Who’s offering what, and to whom?

“What is your big offer?” Sir Stephen Bubb, head of charity leaders body Acevo, asked charities minister Nick Hurd at last week’s Gathering of Social Leaders.

The speech that followed did not have any ‘big offer’ to woo the sector. Nor did the subsequent addresses by Lisa Nandy, Hurd’s shadow. Nor that of final speaker Jon Cruddas, the shadow cabinet office minister.

Speaking after the conference, Acevo policy guru Asheem Singh told me that that lack of “big offer” was something of a disappointment, and could leave the sector questioning whether or not politicians ‘get it’.

Having spent a few days mulling over what to make of a day of politicians repeating the jokes and anecdotes we’d already heard, and keeping their cards close to their chests while charities expressed concerns old and new, I’ve decided that this particular focus on a ‘big offer’ misses the point.

To paraphrase that hugely over-used JFK line, charities must be asking not what their charities minister can do for them, but what they have to offer government as a whole.

Jane Harris, managing director of campaigns and engagement at Leonard Cheshire Disability, outlined to me two broad things the sector can offer. Innovation and fresh thinking in public services reform, which was on the agenda of both parties, is one. “So many charities were created by the people, so actually if you’re thinking about open innovation and engaging the people, even if it hasn’t come up with nice academic terms for it, the sector has done that for years,” she said.

She also reminded me of a famous pre-election edition of Question Time in 2005, when Diana Church opened then-PM Tony Blair’s eyes to the administrative horror that is trying to get an appointment with your GP. Being advocates and raising critical issues is the voluntary sector’s role as much as it is David Dimbleby’s. “The fact is that politicians really aren’t connecting with the public any more,” Harris said, “and I think we are really uniquely placed to be a voice for the public. Charities have such a role to say these are the issues affecting the people.”

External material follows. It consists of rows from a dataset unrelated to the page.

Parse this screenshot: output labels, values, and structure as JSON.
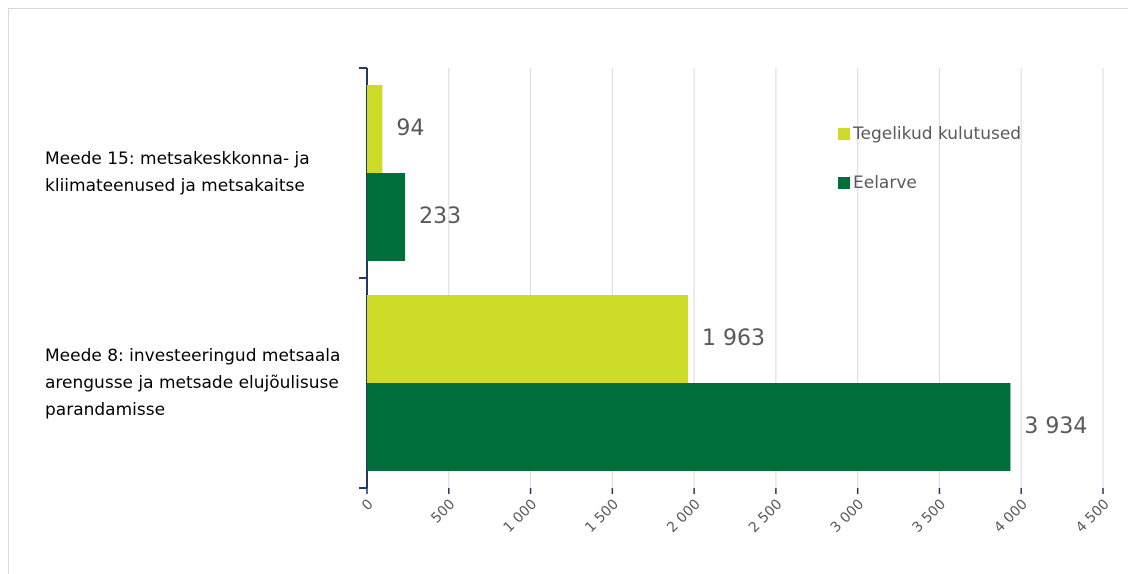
{
  "chart_data": {
    "type": "bar",
    "orientation": "horizontal",
    "categories": [
      "Meede 15: metsakeskkonna- ja kliimateenused ja metsakaitse",
      "Meede 8: investeeringud metsaala arengusse ja metsade elujõulisuse parandamisse"
    ],
    "series": [
      {
        "name": "Tegelikud kulutused",
        "color": "#cddc29",
        "values": [
          94,
          1963
        ],
        "value_labels": [
          "94",
          "1 963"
        ]
      },
      {
        "name": "Eelarve",
        "color": "#006e38",
        "values": [
          233,
          3934
        ],
        "value_labels": [
          "233",
          "3 934"
        ]
      }
    ],
    "xlim": [
      0,
      4500
    ],
    "xticks": [
      0,
      500,
      {
        "value": 1000,
        "label": "1 000"
      },
      {
        "value": 1500,
        "label": "1 500"
      },
      {
        "value": 2000,
        "label": "2 000"
      },
      {
        "value": 2500,
        "label": "2 500"
      },
      {
        "value": 3000,
        "label": "3 000"
      },
      {
        "value": 3500,
        "label": "3 500"
      },
      {
        "value": 4000,
        "label": "4 000"
      },
      {
        "value": 4500,
        "label": "4 500"
      }
    ],
    "grid": true,
    "legend": "top-right"
  }
}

Nandy had told the Gathering of the need for reformed public services. “People’s experiences of the state are too often top-down, one-size-fits-all,” she said, “making them feel like they are being done to rather than done with.”

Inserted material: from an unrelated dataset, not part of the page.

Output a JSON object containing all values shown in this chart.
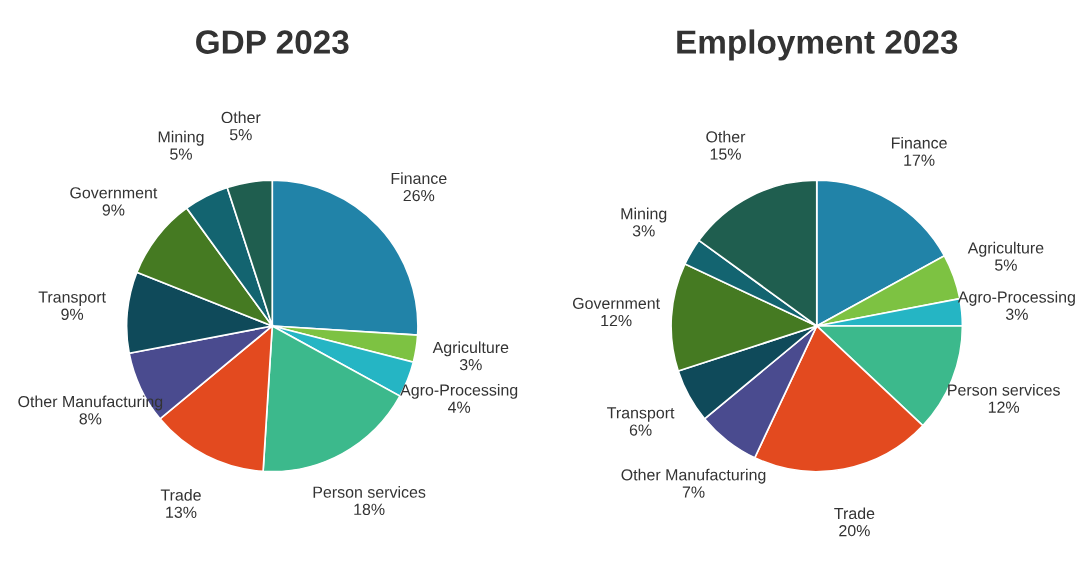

Well, elections are a pretty darn important public service – perhaps the most crucial of individuals’ “experiences with the state”. The sector cannot sit back and allow the election to be ‘done to it’ while it waits for a big offer that might never come. Based on the quantity, depth and passion of questions and concerns raised by charities at last week’s event alone, I am certain it will not. After all, the voluntary sector’s offer to society is surely a whole lot bigger than anything likely to ever be approved by a Whitehall pen.